Putrayasa (2007: 4) mengungkapkan bahwa diksi membahas penggunaan kata, terutama pada soal kebenaran, kejelasan dan keefektifan. Menurut Tarigan (2011: 30) yang juga menegaskan bahwa betapa pentingnya pilihan kata atau diksi bagi suatu puisi. Pilihan kata yang tepat dapat mencerminkan ruang, waktu, amanat, efek dan nada suatu puisi dengan tepat. Melihat dari definisi dari para ahli maka diksi dapat diartikan sebagai pilihan kata atau frasa dalam karya sastra. Kata-kata yang dipilih oleh penyair merupakan “kata pilihan” untuk mengungkapkan apa yang disampaikannya secara tepat dan indah. Dalam kaitannya dengan puisi anak hal ini menjadi lebih sederhana sesuai dengan penguasaan kosakata yang dimiliki oleh anak-anak. Dari pemaparan tentang diksi di atas, dapat disimpulkan bahwa diksi merupakan kata-kata yang menjadi pilihan bagi penyair dalam rangkaian yang membentuk esensi dan nilai dari sebuah puisi. Maka dari itu bagi seorang penyair, pilihan kata menjadi perwakilan diri atau cerminan akan banyak hal dari dalam sebuah puisi, baik itu tema,makna, amanat, nada dan sebagainya.

Begitupun juga pada puisi yang ditulis oleh anak-anak. Mereka juga menggunakan diksi atau pilihan-pilihan kata tertentu. Namun, dengan segala karakteristik yang mereka

miliki tentunya puisi anak-anak lebih banyak menggunakan kata-kata yang relatif sederhana dan tidak banyak makna yang tersembunyi atau kiasan di dalamnya.

3. Rima

Menurut Waluyo (1995: 90) menyatakan bahwa rima merupakan pengulangan bunyi dalam puisi untuk membentuk musikalitas atau oskretasi. Digunakan kata rima untuk mengganti istilah persajakan bunyi pada sistem lama karena diharapkan penempatan bunyi dan pengulangannya tidak hanya terdapat diakhir baris. Menurut Tarigan (2010: 133) bahwa rima merupakan salah satu aspek bunyi. Rima membantu menciptakan kualitas musikal sebuah puisi dan anak-anak menyenangi serta dapat menikmati “keberdendangan kata-kata” atau singingness of words. Dalam bahasa yang lebih sederhana Aminuddin (2010: 32) mengungkapkan bahwa rima adalah bunyi yang berselang atau berulang, baik di dalam larik puisi maupun pada akhir larik-larik puisi.
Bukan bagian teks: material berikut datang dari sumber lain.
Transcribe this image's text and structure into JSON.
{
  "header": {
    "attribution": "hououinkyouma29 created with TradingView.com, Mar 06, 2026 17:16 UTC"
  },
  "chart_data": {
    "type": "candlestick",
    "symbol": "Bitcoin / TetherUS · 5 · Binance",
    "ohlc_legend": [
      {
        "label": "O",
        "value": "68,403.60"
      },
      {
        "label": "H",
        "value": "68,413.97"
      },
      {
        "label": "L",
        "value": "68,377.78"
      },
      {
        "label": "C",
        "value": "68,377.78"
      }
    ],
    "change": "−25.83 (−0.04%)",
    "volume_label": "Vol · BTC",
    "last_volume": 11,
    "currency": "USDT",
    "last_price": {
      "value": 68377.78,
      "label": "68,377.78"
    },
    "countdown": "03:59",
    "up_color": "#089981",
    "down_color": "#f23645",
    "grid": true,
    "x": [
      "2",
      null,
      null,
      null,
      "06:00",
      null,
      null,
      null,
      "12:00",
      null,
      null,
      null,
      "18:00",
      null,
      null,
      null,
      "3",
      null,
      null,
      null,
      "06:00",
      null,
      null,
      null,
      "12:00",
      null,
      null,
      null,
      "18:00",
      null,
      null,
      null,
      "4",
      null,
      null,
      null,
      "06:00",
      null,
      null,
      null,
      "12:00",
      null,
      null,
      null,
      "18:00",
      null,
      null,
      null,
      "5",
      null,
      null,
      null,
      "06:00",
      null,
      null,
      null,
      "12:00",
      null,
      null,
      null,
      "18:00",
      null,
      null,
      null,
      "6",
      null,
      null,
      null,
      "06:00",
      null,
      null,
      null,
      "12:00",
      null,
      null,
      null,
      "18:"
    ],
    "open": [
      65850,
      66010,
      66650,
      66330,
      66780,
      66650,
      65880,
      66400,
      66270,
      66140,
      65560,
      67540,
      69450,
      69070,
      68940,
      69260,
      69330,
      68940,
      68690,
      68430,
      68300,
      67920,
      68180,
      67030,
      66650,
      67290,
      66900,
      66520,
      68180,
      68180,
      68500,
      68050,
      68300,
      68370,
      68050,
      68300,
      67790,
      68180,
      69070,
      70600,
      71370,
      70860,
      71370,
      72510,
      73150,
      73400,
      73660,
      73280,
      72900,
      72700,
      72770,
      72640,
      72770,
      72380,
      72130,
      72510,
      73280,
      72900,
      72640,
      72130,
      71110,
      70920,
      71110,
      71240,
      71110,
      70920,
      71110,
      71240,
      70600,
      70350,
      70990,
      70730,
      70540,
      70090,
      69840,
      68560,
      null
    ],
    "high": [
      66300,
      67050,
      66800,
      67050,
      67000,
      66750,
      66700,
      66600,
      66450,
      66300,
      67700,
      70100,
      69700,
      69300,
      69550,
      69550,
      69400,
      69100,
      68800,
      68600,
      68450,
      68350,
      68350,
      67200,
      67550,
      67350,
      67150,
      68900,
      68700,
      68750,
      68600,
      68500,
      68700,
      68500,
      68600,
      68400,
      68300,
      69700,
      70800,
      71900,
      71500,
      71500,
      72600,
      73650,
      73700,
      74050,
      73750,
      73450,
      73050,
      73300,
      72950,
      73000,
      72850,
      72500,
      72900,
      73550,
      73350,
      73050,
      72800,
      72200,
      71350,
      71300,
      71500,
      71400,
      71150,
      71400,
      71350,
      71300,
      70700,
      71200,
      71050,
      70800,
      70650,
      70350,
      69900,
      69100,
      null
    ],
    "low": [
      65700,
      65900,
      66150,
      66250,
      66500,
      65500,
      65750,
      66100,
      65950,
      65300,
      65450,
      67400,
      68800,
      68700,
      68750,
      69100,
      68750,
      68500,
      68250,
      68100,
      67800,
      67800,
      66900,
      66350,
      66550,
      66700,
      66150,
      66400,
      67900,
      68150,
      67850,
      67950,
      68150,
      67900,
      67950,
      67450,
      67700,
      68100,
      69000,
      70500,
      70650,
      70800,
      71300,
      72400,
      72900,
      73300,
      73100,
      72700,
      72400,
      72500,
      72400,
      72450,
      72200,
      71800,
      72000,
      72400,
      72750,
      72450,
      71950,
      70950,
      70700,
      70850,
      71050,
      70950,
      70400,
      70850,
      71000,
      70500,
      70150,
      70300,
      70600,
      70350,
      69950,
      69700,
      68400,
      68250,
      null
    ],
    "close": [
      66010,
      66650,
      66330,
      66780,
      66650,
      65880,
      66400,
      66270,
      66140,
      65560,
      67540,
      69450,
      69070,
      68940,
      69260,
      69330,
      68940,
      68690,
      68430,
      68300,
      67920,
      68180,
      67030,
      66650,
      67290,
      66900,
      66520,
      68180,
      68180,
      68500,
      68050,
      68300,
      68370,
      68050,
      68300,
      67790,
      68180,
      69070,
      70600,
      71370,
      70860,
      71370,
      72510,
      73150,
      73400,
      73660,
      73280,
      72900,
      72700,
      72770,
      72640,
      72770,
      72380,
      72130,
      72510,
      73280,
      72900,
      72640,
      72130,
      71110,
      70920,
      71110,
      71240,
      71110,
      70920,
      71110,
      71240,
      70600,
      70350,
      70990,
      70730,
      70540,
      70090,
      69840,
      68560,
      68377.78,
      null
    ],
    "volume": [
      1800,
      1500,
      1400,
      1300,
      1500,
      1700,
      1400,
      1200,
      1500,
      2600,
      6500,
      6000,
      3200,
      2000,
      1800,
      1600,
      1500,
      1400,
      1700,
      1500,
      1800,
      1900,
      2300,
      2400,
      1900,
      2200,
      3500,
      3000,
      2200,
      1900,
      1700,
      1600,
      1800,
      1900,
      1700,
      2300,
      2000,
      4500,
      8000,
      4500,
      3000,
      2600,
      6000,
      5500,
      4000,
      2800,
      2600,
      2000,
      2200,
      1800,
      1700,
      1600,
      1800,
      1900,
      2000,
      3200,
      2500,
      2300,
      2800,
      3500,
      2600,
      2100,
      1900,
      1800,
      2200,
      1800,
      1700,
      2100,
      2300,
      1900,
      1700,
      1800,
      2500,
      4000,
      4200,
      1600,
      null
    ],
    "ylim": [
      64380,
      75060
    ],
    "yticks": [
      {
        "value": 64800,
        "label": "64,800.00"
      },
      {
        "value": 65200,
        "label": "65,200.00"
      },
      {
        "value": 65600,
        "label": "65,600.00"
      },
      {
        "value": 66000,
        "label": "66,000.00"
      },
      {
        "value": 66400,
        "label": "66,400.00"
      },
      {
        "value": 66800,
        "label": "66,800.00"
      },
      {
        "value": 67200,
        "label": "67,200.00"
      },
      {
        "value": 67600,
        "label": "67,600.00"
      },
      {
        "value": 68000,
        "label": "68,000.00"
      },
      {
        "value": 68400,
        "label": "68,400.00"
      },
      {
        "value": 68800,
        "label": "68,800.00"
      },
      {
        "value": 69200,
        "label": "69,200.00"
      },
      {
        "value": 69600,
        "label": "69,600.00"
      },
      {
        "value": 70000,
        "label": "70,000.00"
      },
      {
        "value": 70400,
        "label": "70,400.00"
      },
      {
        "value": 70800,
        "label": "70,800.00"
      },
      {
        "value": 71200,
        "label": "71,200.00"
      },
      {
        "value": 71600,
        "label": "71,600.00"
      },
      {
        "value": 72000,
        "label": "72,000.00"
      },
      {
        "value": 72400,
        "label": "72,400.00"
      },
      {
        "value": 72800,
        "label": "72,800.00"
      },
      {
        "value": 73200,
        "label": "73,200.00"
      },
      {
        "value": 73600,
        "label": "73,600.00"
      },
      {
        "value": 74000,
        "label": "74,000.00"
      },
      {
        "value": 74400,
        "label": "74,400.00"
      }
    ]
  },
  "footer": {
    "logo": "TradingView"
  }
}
Namun demikian lanjut Tarigan (2010: 134) kepada anak-anak, guru harus berupaya membebaskan anak-anak dari dugaaan atau nosi bahwa semua puisi harus berirama agar dapat disebut puisi. Kepada anak-anak juga harus diperkenalkan beberapa puisi yang tidak berirama. Dapat disimpulkan bahwa rima merupakan salah satu aspek bunyi yang membantu menciptakan sebuah musikalitas di dalam puisi. Rima dapat dibagi menjadi rima tidak berpola dan rima berpola yang terdiri dari rima bergandeng, rimba berpeluk, rima berangkai. Kemudian, lebih lanjut guru juga harus memberi pengenalan dan pemahaman kepada murid bahwa agar dapat disebut sebagai sastra, sebuah puisi itu tidak harus selalu memiliki pola rima tertentu.

4. Tipografi

Menurut Aminuddin (2010: 146) bahwa tipografi adalah cara penulisan suatu puisi sehingga menampilkan bentuk-bentuk tertentu yang dapat diamati secara visual.

Waluyo (1995: 97) menambahkan pula bahwa tipografi merupakan pembeda yang penting antara puisi dan prosa dan drama. Larik-larik puisi tidak membangun periodiset yang disebut paragraf, namun membentuk bait. Baris puisi tidak bermula dari tepi kiri dan tepi kanan baris. Tepi kiri atau tepi kanan dari halaman yang memuat puisi belum tentu terpenuhi tulisan, hal mana yang tidak berlaku bagi tulisan yang berbentuk prosa.

Ciri yang demikian menunjukkan eksistensi sebuah puisi. Sehubungan dengan hal tersebut Kurniawan (2013: 28) berpendapat bahwa secara tipografi, puisi anak ditulis dalam bentuk-bentuk bait-bait, dengan bentuk yang sederhana. Aminuddin (2010: 146) menjelaskan bahwa peranan tipografi dalam puisi, selain untuk menampilkan aspek artistik visual, juga untuk menciptakan nuansa makna dan suasana tertentu. Selain itu, tipografi juga berperan dalam menunjukkan adanya loncatan gagasan serta memperjelas adanya satuan-satuan makna tertentu yang ingin dikemukakan penyairnya.